Abiy Ahmed, Prime Minister of Ethiopia (2019)

For Ethiopian prime minister Abiy Ahmed, the award came after his bold reforms soon after coming to power and an agreement to make peace with arch-rival Eritrea.

For a man who played an active role in reconciling South Sudan's protagonists, and whose intervention helped create a transitional authority in Khartoum, it is disturbing that he's resorted to violence to resolve a dispute at home.
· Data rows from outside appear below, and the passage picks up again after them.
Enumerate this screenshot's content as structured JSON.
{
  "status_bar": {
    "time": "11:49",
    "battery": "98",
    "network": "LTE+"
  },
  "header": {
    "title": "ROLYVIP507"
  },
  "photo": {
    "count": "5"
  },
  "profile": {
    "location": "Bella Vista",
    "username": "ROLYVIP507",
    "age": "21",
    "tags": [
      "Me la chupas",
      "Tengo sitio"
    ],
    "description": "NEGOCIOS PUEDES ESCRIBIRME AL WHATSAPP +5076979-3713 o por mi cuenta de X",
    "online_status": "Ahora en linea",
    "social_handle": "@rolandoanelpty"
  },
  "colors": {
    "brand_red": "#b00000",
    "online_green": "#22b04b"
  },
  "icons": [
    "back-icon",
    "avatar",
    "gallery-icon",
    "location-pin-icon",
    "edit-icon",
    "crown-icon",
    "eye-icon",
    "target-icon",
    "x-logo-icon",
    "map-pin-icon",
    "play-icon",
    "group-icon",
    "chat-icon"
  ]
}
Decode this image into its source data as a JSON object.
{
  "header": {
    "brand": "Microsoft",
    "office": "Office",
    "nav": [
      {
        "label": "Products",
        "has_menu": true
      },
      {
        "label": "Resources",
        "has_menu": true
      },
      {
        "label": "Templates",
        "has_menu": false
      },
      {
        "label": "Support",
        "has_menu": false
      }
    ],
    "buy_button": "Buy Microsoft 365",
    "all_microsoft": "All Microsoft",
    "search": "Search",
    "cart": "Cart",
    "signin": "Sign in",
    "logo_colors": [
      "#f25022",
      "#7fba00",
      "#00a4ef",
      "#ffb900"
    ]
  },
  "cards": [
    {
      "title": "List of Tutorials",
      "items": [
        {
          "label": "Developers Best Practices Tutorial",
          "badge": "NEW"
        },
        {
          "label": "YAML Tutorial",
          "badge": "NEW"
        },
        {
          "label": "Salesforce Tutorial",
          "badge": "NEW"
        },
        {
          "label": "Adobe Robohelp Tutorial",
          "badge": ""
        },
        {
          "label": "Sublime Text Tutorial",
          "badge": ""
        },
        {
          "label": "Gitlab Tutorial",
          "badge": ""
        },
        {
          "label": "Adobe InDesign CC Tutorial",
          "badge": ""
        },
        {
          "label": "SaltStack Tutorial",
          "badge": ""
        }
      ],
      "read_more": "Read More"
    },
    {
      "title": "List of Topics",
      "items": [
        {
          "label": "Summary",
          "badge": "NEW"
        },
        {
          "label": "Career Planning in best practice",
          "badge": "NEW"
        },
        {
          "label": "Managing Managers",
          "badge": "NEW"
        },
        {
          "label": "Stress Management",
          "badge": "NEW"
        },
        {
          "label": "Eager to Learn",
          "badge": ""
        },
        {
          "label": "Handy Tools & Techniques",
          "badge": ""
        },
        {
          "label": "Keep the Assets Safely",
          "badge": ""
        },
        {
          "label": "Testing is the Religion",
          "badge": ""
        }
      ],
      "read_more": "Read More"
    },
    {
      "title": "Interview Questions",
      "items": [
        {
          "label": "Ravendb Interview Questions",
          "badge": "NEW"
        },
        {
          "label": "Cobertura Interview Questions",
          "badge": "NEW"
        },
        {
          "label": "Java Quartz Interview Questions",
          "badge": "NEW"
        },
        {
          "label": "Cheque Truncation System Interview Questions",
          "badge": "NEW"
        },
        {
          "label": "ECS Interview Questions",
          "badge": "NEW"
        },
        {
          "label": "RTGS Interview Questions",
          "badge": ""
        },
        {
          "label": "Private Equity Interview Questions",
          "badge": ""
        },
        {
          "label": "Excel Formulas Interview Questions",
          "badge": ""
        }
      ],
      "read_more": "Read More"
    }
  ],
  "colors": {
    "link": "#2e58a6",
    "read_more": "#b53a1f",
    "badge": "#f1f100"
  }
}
Barack Obama, U.S. President (2009)

Barack Obama was awarded a Nobel Peace prize the same year he took office. He would go on to back the military intervention in Libya which killed the country's head of state and unleashed an unending conflict, on top of ramping up deadly drone strikes in Afghanistan and Pakistan.

Shimon Peres, RIP (1994)

A joint Laureate with Yitzhak Rabin and Yasser Arafat, Shimon Peres (deceased) was accused of disgracing the Nobel peace prize by overseeing the crippling blockade of Gaza as Israeli president and repeated invasions by his military that resulted high civilian deaths, so much for achieving mid-east peace in 1994.

Aung San Suu Kyi, Leader of Myanmar (1991)

But perhaps there's been no bigger disappointment than Aung San Suu Kyi. Awarded the 1991 peace prize for her non-violent resistance against Burma's military junta, the former human rights icon has overseen a bloody crackdown against the Rohingya Muslim minority that the UN has called a "text book definition of genocide".

After all, the Nobel doesn't bring peace. Men do.